After tapping the Harmonic Bridge (Patent Pending), I inserted one threaded rod into the left hole of the brace. The partials instantly stabilized and the sound changed (not in a small way) but was more defined in the outer ring. So I decided to insert two more rods and the horn instantly changed once again. Depending upon the lengths and material densities of the rods, the results were drastically different each time we tested new combinations.

I went back to the first combination to make sure my ears (and brain) weren’t playing tricks on me and the sound and feel changed once again. My head was spinning with the possibilities: I could change the tonal characteristics — the width, depth and core of the sound — simply by switching out the materials and their respective lengths. Not only could I affect the resonance but the entire feel of the instrument, as well.

To take it further, I brought out a number of mouthpieces that, in the past, have not worked well for me and each one immediately felt more comfortable. I realized that the one thing I had been trying to accomplish (building a fixed horn that would fit everyone) was now possible. The T396-A had gone from being an excellent instrument to being one that I think could very well set the new standard for tenor trombones.

Here are the goals we initially laid out:

1. Build a fixed model Edwards that works well in a symphony orchestra

We accomplished this by traveling to NYC once a month to work with the New York Philharmonic’s low brass section. There were no compromises with this goal. After all, the orchestra is Mr. Alessi’s livelihood.

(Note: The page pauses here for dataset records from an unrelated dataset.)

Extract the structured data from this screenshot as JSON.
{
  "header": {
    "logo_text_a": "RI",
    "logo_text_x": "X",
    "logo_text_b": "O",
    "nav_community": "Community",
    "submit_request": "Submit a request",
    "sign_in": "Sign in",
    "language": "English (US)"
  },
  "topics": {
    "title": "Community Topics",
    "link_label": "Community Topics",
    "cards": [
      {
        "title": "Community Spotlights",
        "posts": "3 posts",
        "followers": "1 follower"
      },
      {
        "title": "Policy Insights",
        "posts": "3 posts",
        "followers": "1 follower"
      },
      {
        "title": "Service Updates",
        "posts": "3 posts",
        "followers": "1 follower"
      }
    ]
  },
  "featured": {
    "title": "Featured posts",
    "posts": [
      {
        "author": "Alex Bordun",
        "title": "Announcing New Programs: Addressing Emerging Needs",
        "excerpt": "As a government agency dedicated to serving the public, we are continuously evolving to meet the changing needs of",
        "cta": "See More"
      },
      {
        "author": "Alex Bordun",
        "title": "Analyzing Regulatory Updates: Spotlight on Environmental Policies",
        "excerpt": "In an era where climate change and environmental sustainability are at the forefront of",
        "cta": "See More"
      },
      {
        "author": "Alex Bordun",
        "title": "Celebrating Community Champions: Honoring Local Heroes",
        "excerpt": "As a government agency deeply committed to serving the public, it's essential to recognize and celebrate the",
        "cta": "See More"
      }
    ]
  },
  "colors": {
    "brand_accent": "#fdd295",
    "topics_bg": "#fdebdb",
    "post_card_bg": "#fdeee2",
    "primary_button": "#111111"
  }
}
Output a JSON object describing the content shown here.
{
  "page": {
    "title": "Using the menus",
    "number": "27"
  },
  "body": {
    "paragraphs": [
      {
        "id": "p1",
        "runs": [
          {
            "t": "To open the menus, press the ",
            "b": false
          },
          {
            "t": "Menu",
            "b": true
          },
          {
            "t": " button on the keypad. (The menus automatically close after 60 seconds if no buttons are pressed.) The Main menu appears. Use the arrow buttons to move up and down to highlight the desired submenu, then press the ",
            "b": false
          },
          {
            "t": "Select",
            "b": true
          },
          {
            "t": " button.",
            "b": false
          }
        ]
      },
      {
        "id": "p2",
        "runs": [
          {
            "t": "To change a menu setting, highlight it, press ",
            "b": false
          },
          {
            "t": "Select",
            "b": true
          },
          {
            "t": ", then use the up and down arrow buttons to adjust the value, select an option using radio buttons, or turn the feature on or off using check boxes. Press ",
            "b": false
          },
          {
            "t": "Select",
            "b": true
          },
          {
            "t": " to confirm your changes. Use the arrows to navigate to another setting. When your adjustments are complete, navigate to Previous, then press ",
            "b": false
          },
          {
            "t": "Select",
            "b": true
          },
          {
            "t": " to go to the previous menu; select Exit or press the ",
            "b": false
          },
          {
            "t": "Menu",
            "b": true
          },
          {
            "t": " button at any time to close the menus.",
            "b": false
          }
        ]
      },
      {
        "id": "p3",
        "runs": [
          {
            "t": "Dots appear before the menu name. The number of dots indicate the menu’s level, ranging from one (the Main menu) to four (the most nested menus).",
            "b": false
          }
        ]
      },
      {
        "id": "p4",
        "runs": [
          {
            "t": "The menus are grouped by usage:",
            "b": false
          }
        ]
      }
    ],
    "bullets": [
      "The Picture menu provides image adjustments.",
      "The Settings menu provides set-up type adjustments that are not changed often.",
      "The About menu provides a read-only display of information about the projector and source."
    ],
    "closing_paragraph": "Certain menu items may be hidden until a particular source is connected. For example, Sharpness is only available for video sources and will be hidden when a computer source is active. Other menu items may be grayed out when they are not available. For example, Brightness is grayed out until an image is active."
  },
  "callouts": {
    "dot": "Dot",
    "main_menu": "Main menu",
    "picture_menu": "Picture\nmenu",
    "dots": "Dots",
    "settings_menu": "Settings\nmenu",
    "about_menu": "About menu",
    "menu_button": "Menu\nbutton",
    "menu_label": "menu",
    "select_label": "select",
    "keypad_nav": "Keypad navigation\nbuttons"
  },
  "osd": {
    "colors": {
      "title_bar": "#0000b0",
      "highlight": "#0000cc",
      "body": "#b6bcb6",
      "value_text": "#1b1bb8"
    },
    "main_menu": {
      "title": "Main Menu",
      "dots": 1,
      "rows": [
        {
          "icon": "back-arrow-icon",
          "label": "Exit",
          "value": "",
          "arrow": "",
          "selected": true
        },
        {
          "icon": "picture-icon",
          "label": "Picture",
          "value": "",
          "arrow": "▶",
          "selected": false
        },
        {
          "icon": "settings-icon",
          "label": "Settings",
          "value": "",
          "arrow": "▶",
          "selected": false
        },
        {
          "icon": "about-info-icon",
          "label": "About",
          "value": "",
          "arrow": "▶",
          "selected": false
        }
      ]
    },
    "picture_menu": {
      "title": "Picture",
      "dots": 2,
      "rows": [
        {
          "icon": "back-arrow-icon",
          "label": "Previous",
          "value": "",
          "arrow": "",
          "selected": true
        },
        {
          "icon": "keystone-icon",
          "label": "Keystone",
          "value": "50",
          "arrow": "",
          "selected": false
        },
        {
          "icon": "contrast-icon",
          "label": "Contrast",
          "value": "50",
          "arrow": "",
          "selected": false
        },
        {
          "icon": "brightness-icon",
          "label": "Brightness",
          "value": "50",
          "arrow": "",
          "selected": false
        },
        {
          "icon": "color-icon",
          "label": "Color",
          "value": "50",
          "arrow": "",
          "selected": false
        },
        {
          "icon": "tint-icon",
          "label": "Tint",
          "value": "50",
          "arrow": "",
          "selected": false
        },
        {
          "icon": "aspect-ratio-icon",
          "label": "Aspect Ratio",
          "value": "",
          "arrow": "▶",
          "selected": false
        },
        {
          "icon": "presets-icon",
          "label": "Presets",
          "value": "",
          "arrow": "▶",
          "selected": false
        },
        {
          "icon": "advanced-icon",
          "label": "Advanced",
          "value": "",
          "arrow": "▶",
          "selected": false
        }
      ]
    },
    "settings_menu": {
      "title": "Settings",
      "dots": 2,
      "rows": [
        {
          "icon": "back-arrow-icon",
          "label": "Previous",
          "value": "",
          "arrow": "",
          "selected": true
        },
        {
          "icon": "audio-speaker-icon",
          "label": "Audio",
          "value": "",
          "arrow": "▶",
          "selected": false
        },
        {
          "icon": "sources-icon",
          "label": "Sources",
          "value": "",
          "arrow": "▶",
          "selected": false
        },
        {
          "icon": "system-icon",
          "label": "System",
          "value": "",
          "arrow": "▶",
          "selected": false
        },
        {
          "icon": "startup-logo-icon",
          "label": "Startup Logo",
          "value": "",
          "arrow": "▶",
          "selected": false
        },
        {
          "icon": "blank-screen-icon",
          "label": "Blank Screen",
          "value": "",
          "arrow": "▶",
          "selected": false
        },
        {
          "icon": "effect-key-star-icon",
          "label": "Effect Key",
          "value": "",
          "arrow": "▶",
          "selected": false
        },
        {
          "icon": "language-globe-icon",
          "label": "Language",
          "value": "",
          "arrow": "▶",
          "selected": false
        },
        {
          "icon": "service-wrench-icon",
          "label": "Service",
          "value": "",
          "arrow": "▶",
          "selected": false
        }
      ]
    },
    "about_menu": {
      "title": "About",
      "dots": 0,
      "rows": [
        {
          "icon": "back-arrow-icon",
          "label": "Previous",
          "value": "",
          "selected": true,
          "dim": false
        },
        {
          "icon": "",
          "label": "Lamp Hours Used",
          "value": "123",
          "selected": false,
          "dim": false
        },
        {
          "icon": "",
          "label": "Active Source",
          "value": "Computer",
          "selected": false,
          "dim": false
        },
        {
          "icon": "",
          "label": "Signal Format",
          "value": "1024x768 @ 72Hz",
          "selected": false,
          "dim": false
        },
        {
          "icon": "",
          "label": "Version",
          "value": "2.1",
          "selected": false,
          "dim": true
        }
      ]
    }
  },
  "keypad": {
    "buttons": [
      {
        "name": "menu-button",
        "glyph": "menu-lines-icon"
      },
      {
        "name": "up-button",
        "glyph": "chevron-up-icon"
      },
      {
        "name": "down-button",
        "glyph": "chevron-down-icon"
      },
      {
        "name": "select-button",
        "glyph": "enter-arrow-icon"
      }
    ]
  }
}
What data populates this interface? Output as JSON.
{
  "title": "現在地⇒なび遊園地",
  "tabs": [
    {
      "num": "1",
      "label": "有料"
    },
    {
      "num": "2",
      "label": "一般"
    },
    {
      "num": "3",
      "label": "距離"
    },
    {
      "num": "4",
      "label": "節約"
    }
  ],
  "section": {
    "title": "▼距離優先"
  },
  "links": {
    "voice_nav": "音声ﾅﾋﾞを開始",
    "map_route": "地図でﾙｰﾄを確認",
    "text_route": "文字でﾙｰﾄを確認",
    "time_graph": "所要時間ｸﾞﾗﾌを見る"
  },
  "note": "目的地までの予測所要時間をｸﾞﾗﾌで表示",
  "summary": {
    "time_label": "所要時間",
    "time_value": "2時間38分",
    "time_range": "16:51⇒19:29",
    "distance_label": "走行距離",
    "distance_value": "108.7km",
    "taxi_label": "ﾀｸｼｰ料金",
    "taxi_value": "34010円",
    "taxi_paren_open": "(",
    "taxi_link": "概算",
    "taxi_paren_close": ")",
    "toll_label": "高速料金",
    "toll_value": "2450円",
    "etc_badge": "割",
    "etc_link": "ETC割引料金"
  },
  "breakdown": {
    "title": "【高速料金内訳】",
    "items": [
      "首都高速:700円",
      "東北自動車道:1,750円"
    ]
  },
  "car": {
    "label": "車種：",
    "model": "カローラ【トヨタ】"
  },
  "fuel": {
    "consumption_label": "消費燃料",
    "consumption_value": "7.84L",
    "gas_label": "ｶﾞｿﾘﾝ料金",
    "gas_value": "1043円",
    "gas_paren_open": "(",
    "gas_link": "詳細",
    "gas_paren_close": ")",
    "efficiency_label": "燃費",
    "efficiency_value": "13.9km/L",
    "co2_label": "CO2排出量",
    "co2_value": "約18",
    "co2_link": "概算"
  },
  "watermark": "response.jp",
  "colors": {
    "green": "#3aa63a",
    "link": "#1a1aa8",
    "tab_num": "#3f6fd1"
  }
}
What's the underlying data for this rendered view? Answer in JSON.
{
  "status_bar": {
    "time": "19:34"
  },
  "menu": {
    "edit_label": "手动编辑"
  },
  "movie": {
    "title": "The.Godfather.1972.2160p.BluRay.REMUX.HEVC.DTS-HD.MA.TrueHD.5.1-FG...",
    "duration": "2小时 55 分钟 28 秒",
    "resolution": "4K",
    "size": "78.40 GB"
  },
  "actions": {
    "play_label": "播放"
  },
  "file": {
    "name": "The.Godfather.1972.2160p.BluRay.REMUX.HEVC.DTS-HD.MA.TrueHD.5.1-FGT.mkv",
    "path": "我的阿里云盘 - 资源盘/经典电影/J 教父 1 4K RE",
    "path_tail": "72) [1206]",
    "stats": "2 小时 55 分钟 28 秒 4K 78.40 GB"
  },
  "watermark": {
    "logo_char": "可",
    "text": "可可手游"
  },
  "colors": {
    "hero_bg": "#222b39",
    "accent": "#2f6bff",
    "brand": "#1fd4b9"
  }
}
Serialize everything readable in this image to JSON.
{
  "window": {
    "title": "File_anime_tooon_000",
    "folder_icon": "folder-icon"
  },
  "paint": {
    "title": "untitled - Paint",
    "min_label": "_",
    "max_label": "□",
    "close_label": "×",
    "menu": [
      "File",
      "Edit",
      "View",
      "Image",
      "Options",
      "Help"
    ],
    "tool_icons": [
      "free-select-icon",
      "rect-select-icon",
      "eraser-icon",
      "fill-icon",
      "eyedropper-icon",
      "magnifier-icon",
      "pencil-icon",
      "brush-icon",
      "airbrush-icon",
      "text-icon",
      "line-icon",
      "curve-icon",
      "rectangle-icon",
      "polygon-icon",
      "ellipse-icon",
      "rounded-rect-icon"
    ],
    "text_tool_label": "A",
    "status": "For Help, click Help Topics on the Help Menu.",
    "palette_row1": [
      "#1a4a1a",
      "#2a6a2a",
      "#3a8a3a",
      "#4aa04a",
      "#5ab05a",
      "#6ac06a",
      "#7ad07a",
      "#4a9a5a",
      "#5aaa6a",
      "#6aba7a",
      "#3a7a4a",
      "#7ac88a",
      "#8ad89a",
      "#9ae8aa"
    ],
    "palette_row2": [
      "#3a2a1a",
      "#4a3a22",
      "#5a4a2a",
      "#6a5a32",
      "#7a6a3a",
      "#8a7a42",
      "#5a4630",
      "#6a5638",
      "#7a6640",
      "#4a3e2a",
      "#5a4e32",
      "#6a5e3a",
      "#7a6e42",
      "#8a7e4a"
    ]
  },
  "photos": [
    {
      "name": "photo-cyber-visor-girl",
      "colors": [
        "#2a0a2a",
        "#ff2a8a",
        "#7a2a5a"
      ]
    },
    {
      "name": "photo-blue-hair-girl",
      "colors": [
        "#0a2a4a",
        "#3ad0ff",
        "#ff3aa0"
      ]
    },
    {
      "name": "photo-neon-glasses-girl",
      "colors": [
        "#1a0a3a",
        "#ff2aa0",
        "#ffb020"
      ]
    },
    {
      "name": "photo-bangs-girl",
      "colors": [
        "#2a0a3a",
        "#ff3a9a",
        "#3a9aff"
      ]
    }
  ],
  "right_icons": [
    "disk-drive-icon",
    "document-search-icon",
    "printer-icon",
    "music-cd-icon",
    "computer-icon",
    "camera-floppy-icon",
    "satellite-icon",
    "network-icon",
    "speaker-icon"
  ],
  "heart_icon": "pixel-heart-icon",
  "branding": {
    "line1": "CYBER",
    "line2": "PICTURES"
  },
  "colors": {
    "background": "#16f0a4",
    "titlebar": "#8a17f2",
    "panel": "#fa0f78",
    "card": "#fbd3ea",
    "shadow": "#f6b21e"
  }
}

2. Build an instrument that also works well as a solo instrument, either in a recital setting or in front of an orchestra

Mr. Alessi has performed solos (many premieres) on recitals around the world on the T396-A.

3. Build an instrument that records well

It has met Mr. Alessi’s exacting standards in recording sessions.

4. Allow Mr. Alessi to perform with the correct timbre and feel no matter the musical setting

This is more difficult than it sounds. A lot of timbre comes with having an instrument that is tonally flexible without becoming unstable in different registers. We feel we have achieved our goals in each and every way and thus are excited to make an instrument available that is as unique as each and every one of our customers.

Delivering the first acoustically tunable fixed instrument is a new concept. We hope all of you will be able to test it for yourselves as it travels from ITFs to ETWs to MEAs in the coming months.